Cuando Borja creció, Pancete se quedó encerrado en un baúl. Luchó por salir día tras día, pero nadie lo escuchaba. No entendía lo que pasaba. ¿Por qué no iban a pisar charcos cuando llovía? ¿Por qué ya no lo llevaban a comprar a donde Baldomero el pipero? Pancete lloró y lloró hasta que el relleno de su interior se empapó tanto que estuvo constipado más de dos meses.
Después de ese tiempo comprendió que no volvería a ver a Marina la Mandarina, ni a mamá, que los llevaba de paseo con cuidado de que nadie cogiese frío. Pancete descubrió que todas esas historias que habían vivido juntos ya no iban a volver y que lo habían desterrado como a un juguete viejo.
Y durante muchos, muchos años, Pancete durmió en la oscuridad pensando que todo aquello había sido una pesadilla. Pero un día, lo despertó un olor a manzana. Un color que recordaba muy bien, aunque hacía mucho tiempo que lo había percibido por última vez. La dueña de ese olor lo rescató de su encierro y lo puso guapo, como hacía tanto que no lo arreglaban. Y aunque los movimientos de las manos eran los mismos, estaban mucho más cansadas que antes.
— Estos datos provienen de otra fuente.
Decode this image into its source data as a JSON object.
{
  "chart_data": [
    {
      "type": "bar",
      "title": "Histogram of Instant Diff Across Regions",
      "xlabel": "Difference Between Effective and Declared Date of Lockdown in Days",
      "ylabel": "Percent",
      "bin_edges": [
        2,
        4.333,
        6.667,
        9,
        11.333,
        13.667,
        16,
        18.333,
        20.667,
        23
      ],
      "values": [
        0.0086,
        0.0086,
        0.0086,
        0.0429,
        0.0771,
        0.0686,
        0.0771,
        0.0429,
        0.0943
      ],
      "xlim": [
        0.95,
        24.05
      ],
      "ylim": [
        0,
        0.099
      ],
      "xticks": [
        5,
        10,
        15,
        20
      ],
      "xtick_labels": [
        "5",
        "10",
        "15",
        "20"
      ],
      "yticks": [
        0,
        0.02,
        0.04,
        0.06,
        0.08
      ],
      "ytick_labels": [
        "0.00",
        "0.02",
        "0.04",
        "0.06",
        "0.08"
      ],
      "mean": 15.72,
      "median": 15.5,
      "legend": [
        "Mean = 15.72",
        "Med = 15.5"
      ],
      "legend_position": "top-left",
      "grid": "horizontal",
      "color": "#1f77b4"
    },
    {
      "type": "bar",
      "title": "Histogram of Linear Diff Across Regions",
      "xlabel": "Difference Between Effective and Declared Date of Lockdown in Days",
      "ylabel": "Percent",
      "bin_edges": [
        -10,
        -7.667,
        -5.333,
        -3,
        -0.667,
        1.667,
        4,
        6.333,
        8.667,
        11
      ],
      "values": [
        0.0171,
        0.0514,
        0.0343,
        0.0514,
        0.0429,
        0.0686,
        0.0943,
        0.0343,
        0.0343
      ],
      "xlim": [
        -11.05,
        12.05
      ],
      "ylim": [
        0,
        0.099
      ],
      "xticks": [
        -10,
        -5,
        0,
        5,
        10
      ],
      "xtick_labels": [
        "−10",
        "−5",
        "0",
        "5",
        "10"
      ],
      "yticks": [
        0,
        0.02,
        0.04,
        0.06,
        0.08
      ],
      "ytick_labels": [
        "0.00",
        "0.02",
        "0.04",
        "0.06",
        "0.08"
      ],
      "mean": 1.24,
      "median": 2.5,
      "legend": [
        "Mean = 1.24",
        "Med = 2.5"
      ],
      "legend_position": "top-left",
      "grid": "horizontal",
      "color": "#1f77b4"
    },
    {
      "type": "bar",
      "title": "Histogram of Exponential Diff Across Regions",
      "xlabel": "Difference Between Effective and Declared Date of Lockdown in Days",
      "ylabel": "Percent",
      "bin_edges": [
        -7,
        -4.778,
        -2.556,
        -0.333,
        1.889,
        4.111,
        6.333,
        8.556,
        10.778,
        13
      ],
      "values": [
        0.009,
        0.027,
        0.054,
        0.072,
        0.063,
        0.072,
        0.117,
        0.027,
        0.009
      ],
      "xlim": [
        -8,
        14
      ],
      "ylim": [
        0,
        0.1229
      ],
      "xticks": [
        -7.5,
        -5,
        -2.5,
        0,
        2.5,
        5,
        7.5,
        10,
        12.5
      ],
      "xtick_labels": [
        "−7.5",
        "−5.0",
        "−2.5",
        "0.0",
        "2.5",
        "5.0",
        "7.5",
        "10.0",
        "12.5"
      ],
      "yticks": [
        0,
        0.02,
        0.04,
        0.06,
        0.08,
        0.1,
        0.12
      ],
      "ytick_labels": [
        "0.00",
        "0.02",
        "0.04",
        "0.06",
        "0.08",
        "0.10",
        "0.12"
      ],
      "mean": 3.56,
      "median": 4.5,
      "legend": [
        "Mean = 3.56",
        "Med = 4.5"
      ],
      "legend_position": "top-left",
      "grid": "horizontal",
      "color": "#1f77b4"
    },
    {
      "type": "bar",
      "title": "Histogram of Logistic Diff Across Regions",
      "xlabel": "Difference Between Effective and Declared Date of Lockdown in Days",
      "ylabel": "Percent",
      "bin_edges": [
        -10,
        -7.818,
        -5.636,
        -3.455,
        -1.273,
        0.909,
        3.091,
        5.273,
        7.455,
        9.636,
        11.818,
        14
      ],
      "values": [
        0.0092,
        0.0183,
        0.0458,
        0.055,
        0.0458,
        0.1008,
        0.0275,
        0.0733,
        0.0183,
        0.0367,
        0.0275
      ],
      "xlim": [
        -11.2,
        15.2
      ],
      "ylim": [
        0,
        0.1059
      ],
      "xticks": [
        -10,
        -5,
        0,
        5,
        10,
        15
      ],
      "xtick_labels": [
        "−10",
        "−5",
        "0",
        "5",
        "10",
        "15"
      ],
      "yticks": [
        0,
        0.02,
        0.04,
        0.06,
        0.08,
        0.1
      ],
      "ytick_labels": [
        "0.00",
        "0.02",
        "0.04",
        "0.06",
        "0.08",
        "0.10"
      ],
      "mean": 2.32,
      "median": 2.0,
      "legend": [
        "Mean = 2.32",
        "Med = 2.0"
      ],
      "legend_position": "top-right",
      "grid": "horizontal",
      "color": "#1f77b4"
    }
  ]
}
Cuando volvió a tener el mismo aspecto de siempre, Pancete recuperó la esperanza. Seguro que Borja se había acordado de él. Que todo había sido una pesadilla y que volverían a estar juntos para siempre. Pero no fue así. Su Borja no volvió nunca. Pero sí Marina la Mandarina. O alguien que se parecía a ella y que lo llevó de la mano hasta un ser pequeñito e indefenso como había sido Borja antes. Y Pancete volvió a sonreir. Porque supo que durante varios años, volvería a ser el mejor amigo de un niño.